# Is this algae or dirt



## bzada (Jun 24, 2013)

Hey guys,

*** had my 55 gallon (4ft wide) cichlid community tank set up for several months now. I have 2 AC 70 HOB filters and have started noticing some black-ish algae or dirt forming on my rocks. It is hard to scrub off but Im not even sure what it is.

Any help would be appreciated

Here are some pics:


----------



## oyster dog (Jul 2, 2013)

This looks like black brush algae, and it is the scourge of planted tanks as it can overtake and smother plants. It's not such a big issue for African cichlid tanks.

This site is geared for planted tank keepers, but it is helpful: http://www.theplantedtank.co.uk/algae.htm


----------



## bzada (Jun 24, 2013)

Thanks, thankfully it is not a planted tank.
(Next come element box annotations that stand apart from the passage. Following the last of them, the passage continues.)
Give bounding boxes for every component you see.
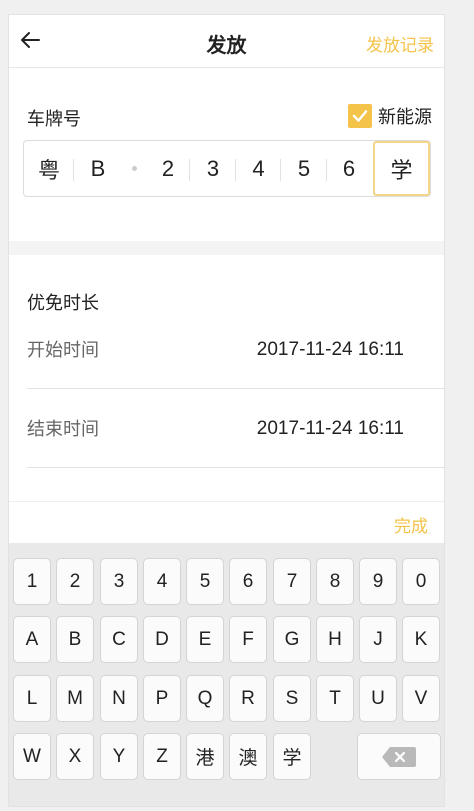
key-T[interactable]: T xyxy=(316,675,354,722)
plate-input[interactable]: 粤 B 2 3 4 5 6 学 xyxy=(23,140,431,197)
key-学[interactable]: 学 xyxy=(273,733,311,780)
key-V[interactable]: V xyxy=(402,675,440,722)
key-F[interactable]: F xyxy=(229,616,267,663)
key-W[interactable]: W xyxy=(13,733,51,780)
start-time-label: 开始时间 xyxy=(27,340,99,360)
plate-keyboard: 1234567890 ABCDEFGHJK LMNPQRSTUV WXYZ港澳学 xyxy=(9,543,444,806)
plate-number-label: 车牌号 xyxy=(27,109,81,129)
key-U[interactable]: U xyxy=(359,675,397,722)
key-Q[interactable]: Q xyxy=(186,675,224,722)
plate-char-5[interactable]: 6 xyxy=(327,141,371,196)
app-frame: 发放 发放记录 车牌号 新能源 粤 B 2 3 4 5 6 学 优免时长 开始时… xyxy=(8,14,445,807)
key-港[interactable]: 港 xyxy=(186,733,224,780)
key-C[interactable]: C xyxy=(100,616,138,663)
key-3[interactable]: 3 xyxy=(100,558,138,605)
plate-char-3[interactable]: 4 xyxy=(236,141,281,196)
plate-char-6-active[interactable]: 学 xyxy=(373,141,430,196)
key-5[interactable]: 5 xyxy=(186,558,224,605)
key-R[interactable]: R xyxy=(229,675,267,722)
key-N[interactable]: N xyxy=(100,675,138,722)
plate-char-2[interactable]: 3 xyxy=(190,141,236,196)
key-A[interactable]: A xyxy=(13,616,51,663)
key-L[interactable]: L xyxy=(13,675,51,722)
key-B[interactable]: B xyxy=(56,616,94,663)
key-K[interactable]: K xyxy=(402,616,440,663)
new-energy-label: 新能源 xyxy=(378,107,432,127)
issue-record-link[interactable]: 发放记录 xyxy=(366,31,434,56)
key-8[interactable]: 8 xyxy=(316,558,354,605)
end-time-label: 结束时间 xyxy=(27,419,99,439)
new-energy-checkbox[interactable]: 新能源 xyxy=(348,103,432,129)
done-button[interactable]: 完成 xyxy=(394,512,428,537)
key-J[interactable]: J xyxy=(359,616,397,663)
key-0[interactable]: 0 xyxy=(402,558,440,605)
plate-char-city[interactable]: B xyxy=(74,141,122,196)
nav-header: 发放 发放记录 xyxy=(9,15,444,68)
backspace-icon xyxy=(382,746,416,767)
key-2[interactable]: 2 xyxy=(56,558,94,605)
end-time-value: 2017-11-24 16:11 xyxy=(256,418,404,439)
key-4[interactable]: 4 xyxy=(143,558,181,605)
key-G[interactable]: G xyxy=(273,616,311,663)
key-P[interactable]: P xyxy=(143,675,181,722)
key-澳[interactable]: 澳 xyxy=(229,733,267,780)
checkbox-checked-icon xyxy=(348,104,372,128)
key-M[interactable]: M xyxy=(56,675,94,722)
plate-separator-dot xyxy=(122,141,146,196)
backspace-key[interactable] xyxy=(357,733,441,780)
keyboard-toolbar: 完成 xyxy=(9,501,444,544)
key-1[interactable]: 1 xyxy=(13,558,51,605)
plate-char-province[interactable]: 粤 xyxy=(24,141,74,196)
plate-char-4[interactable]: 5 xyxy=(281,141,327,196)
plate-char-1[interactable]: 2 xyxy=(146,141,190,196)
key-E[interactable]: E xyxy=(186,616,224,663)
key-7[interactable]: 7 xyxy=(273,558,311,605)
section-divider xyxy=(9,241,444,255)
key-9[interactable]: 9 xyxy=(359,558,397,605)
start-time-row[interactable]: 开始时间 2017-11-24 16:11 xyxy=(27,310,444,389)
key-S[interactable]: S xyxy=(273,675,311,722)
key-D[interactable]: D xyxy=(143,616,181,663)
end-time-row[interactable]: 结束时间 2017-11-24 16:11 xyxy=(27,389,444,468)
key-H[interactable]: H xyxy=(316,616,354,663)
start-time-value: 2017-11-24 16:11 xyxy=(256,339,404,360)
key-X[interactable]: X xyxy=(56,733,94,780)
duration-card: 优免时长 开始时间 2017-11-24 16:11 结束时间 2017-11-… xyxy=(9,255,444,500)
key-Z[interactable]: Z xyxy=(143,733,181,780)
key-6[interactable]: 6 xyxy=(229,558,267,605)
key-Y[interactable]: Y xyxy=(100,733,138,780)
Has anybody experienced this in their cichlid tank? If so, how did you go about controlling it since I can't really put a siamese algae eater in there?


----------



## lilscoots (Mar 13, 2012)

I've got it in my 180, my bristle nose pleco eats it.


----------



## bzada (Jun 24, 2013)

Good to hear. I hope mine will do the same!


----------



## DJRansome (Oct 29, 2005)

Feed less.


----------